Gmail now lets you send self-destructing 'confidential mode' emails from your phone

Gmail's not entirely confidential 'confidential mode' expiry-date email feature is now available on mobile apps.
Written by Liam Tung, Contributing Writer

Video -- App assurance: Google insists Gmail access thoroughly vetted.

Google has rolled out its 'confidential mode' for setting a self-destruct date on email to mobile devices.

Confidential mode came with the search company's big redesign of Gmail announced earlier this year and became the default for consumer Gmail users in July, while G Suite business customers still have a few months to make the switch.

The data-protection feature is now available on mobile devices, Google announced via a tweet.

Google promotes the Gmail feature as a way to protect sensitive information by allowing users to set an expiration date for individual messages or revoke access to messages already sent.

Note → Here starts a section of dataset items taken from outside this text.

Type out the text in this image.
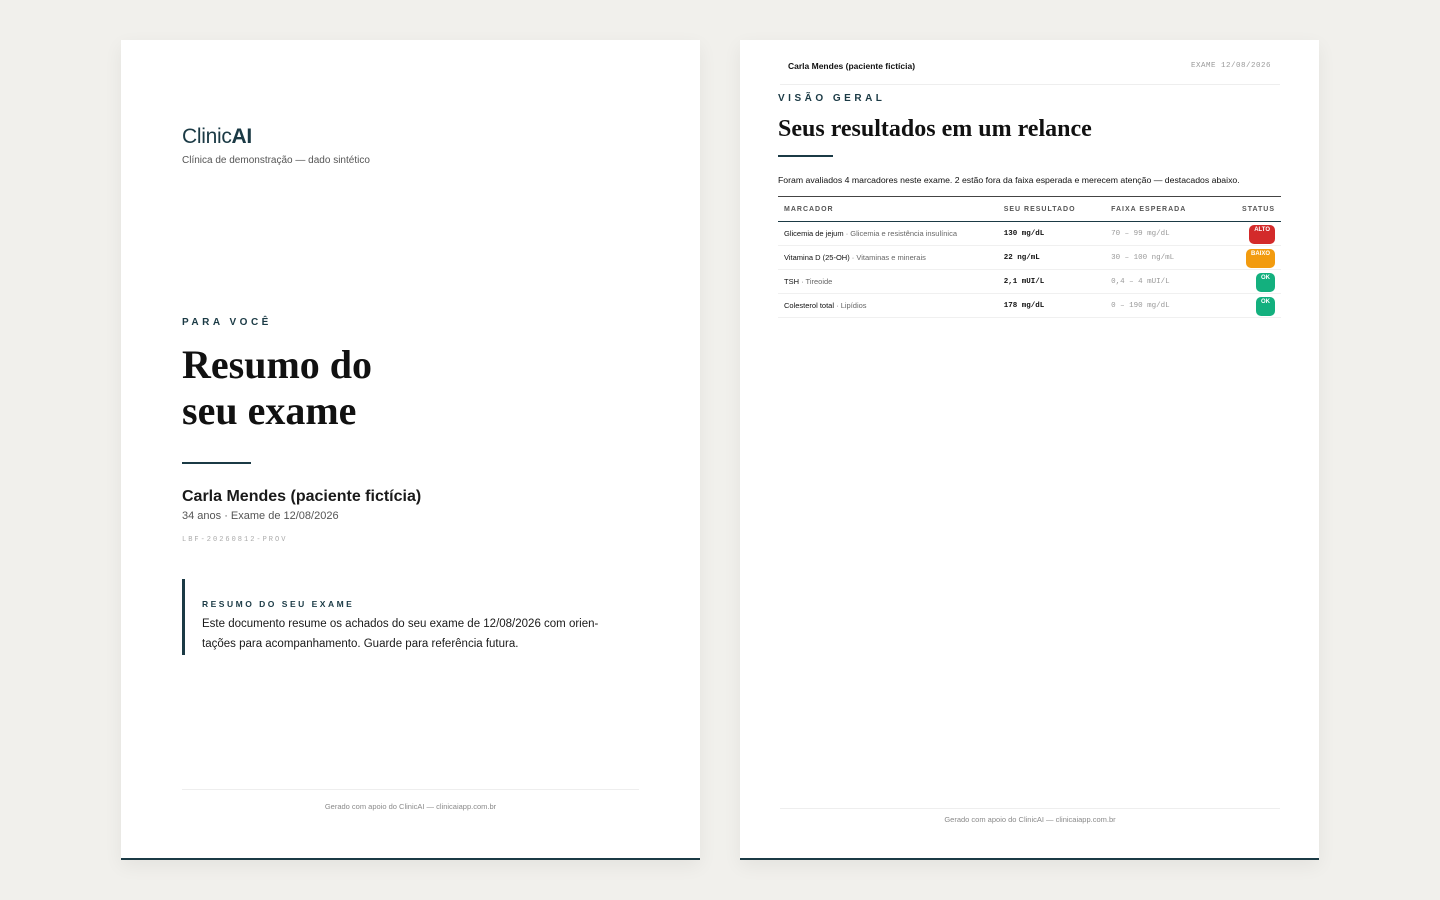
ClinicAI
Clínica de demonstração — dado sintético
PARA VOCÊ
Resumo do
seu exame
Carla Mendes (paciente fictícia)
34 anos · Exame de 12/08/2026
LBF-20260812-PROV
RESUMO DO SEU EXAME

Este documento resume os achados do seu exame de 12/08/2026 com orien-tações para acompanhamento. Guarde para referência futura.

Gerado com apoio do ClinicAI — clinicaiapp.com.br
Carla Mendes (paciente fictícia)	EXAME 12/08/2026
VISÃO GERAL
Seus resultados em um relance

Foram avaliados 4 marcadores neste exame. 2 estão fora da faixa esperada e merecem atenção — destacados abaixo.

MARCADOR	SEU RESULTADO	FAIXA ESPERADA	STATUS
Glicemia de jejum · Glicemia e resistência insulínica	130 mg/dL	70 – 99 mg/dL	ALTO
Vitamina D (25-OH) · Vitaminas e minerais	22 ng/mL	30 – 100 ng/mL	BAIXO
TSH · Tireoide	2,1 mUI/L	0,4 – 4 mUI/L	OK
Colesterol total · Lipídios	178 mg/dL	0 – 190 mg/dL	OK
Gerado com apoio do ClinicAI — clinicaiapp.com.br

The feature also prevents recipients from forwarding, copying, printing or downloading its content and allows users to require recipients to enter a one-time code sent via SMS to view the email.

The authentication feature is intended to protect information in the event of the recipient's email account being hijacked.

SEE: Sensor'd enterprise: IoT, ML, and big data (ZDNet special report) | Download the report as a PDF (TechRepublic)

While confidential mode could help prevent information leaks, Google notes a few caveats. It won't, for example, prevent recipients from taking screenshots or a snap of the message.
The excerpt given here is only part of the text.